L’utilisation massive des antibiotiques conduit à la résistance des bactéries : un problème sanitaire mondial

L’utilisation massive des antibiotiques dans l’alimentation, un problème de santé publique majeur !

Au fil du temps, l’utilisation massive et répétée des antibiotiques engendre diverses formes de résistances bactériennes accrues qui menacent l’efficacité des traitements. En termes de santé humaine mondiale et de sécurité alimentaire, l’enjeu est de taille.

Le développement de la résistance

Les antibiotiques constituent un type de médicaments que l’on utilise pour prévenir et traiter les infections bactériennes. Ainsi, on les utilise dans l’élevage intensif ainsi et pour soigner les diverses des infections les plus courantes.

La résistance devient effective lorsque les bactéries évoluent pour répondre à l’utilisation de ces médicaments. Ainsi, ce sont les bactéries et non les êtres humains ou les animaux qui développent une nouvelle forme de résistance. De cette manière, elles sont capables de provoquer des infections encore plus difficiles à traiter chez les êtres vivants, humains et animaux.

De manière globale, la résistance aux antibiotiques finit par entrainer des dépenses médicales accrues, une hausse de la mortalité et des prolongations d’hospitalisation. Aujourd’hui, la résistance aux antibiotiques constitue l’une des plus grandes menaces pour la santé mondiale, le développement et la sécurité alimentaire.

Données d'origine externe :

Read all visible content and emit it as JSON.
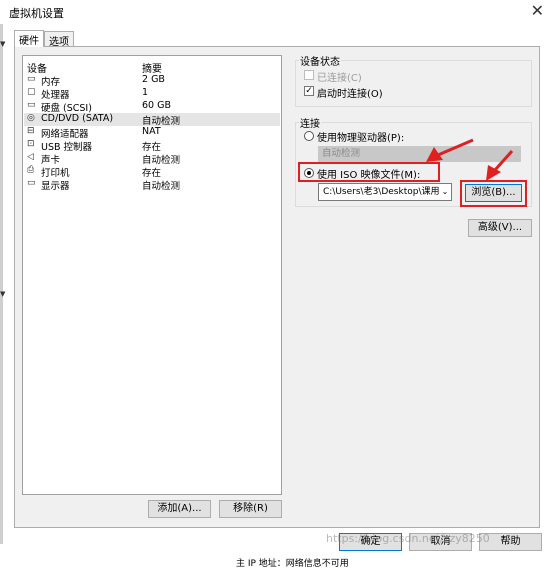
{
  "window": {
    "title": "虚拟机设置",
    "close_glyph": "✕"
  },
  "tabs": [
    {
      "label": "硬件",
      "active": true
    },
    {
      "label": "选项",
      "active": false
    }
  ],
  "device_list": {
    "headers": {
      "device": "设备",
      "summary": "摘要"
    },
    "rows": [
      {
        "icon": "memory-icon",
        "glyph": "▭",
        "name": "内存",
        "summary": "2 GB",
        "selected": false
      },
      {
        "icon": "cpu-icon",
        "glyph": "▢",
        "name": "处理器",
        "summary": "1",
        "selected": false
      },
      {
        "icon": "hdd-icon",
        "glyph": "▭",
        "name": "硬盘 (SCSI)",
        "summary": "60 GB",
        "selected": false
      },
      {
        "icon": "cd-icon",
        "glyph": "◎",
        "name": "CD/DVD (SATA)",
        "summary": "自动检测",
        "selected": true
      },
      {
        "icon": "network-icon",
        "glyph": "⊟",
        "name": "网络适配器",
        "summary": "NAT",
        "selected": false
      },
      {
        "icon": "usb-icon",
        "glyph": "⊡",
        "name": "USB 控制器",
        "summary": "存在",
        "selected": false
      },
      {
        "icon": "sound-icon",
        "glyph": "◁",
        "name": "声卡",
        "summary": "自动检测",
        "selected": false
      },
      {
        "icon": "printer-icon",
        "glyph": "⎙",
        "name": "打印机",
        "summary": "存在",
        "selected": false
      },
      {
        "icon": "display-icon",
        "glyph": "▭",
        "name": "显示器",
        "summary": "自动检测",
        "selected": false
      }
    ],
    "add_button": "添加(A)...",
    "remove_button": "移除(R)"
  },
  "device_status": {
    "title": "设备状态",
    "connected_label": "已连接(C)",
    "connected_checked": false,
    "connect_on_power_label": "启动时连接(O)",
    "connect_on_power_checked": true,
    "check_glyph": "✓"
  },
  "connection": {
    "title": "连接",
    "physical_label": "使用物理驱动器(P):",
    "physical_value": "自动检测",
    "iso_label": "使用 ISO 映像文件(M):",
    "iso_selected": true,
    "iso_path": "C:\\Users\\老3\\Desktop\\课用\\",
    "combo_arrow": "⌄",
    "browse_button": "浏览(B)...",
    "advanced_button": "高级(V)..."
  },
  "footer": {
    "ok": "确定",
    "cancel": "取消",
    "help": "帮助",
    "watermark": "https://blog.csdn.net/zzy8250",
    "below_text": "主 IP 地址：网络信息不可用"
  },
  "colors": {
    "highlight_red": "#e02020",
    "accent_blue": "#0078d7"
  }
}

Cette problématique concerne tous les pays et les tranches d’âge.

Un problème de grande ampleur

La résistance aux antibiotiques est un phénomène naturel qui est accéléré par le mauvais usage des médicaments chez les êtres humains et les animaux. Bon nombre d’infections deviennent de plus en plus difficiles à soigner comme la pneumonie, la gonorrhée, la tuberculose ou encore, la salmonellose. Aujourd’hui, toutes les régions du monde connaissent une résistance aux antibiotiques dangereusement élevée. Notre capacité à traiter les maladies infectieuses courantes se restreint sans cesse. Les traitements à base d’antibiotiques peuvent devenir obsolètes et inefficaces.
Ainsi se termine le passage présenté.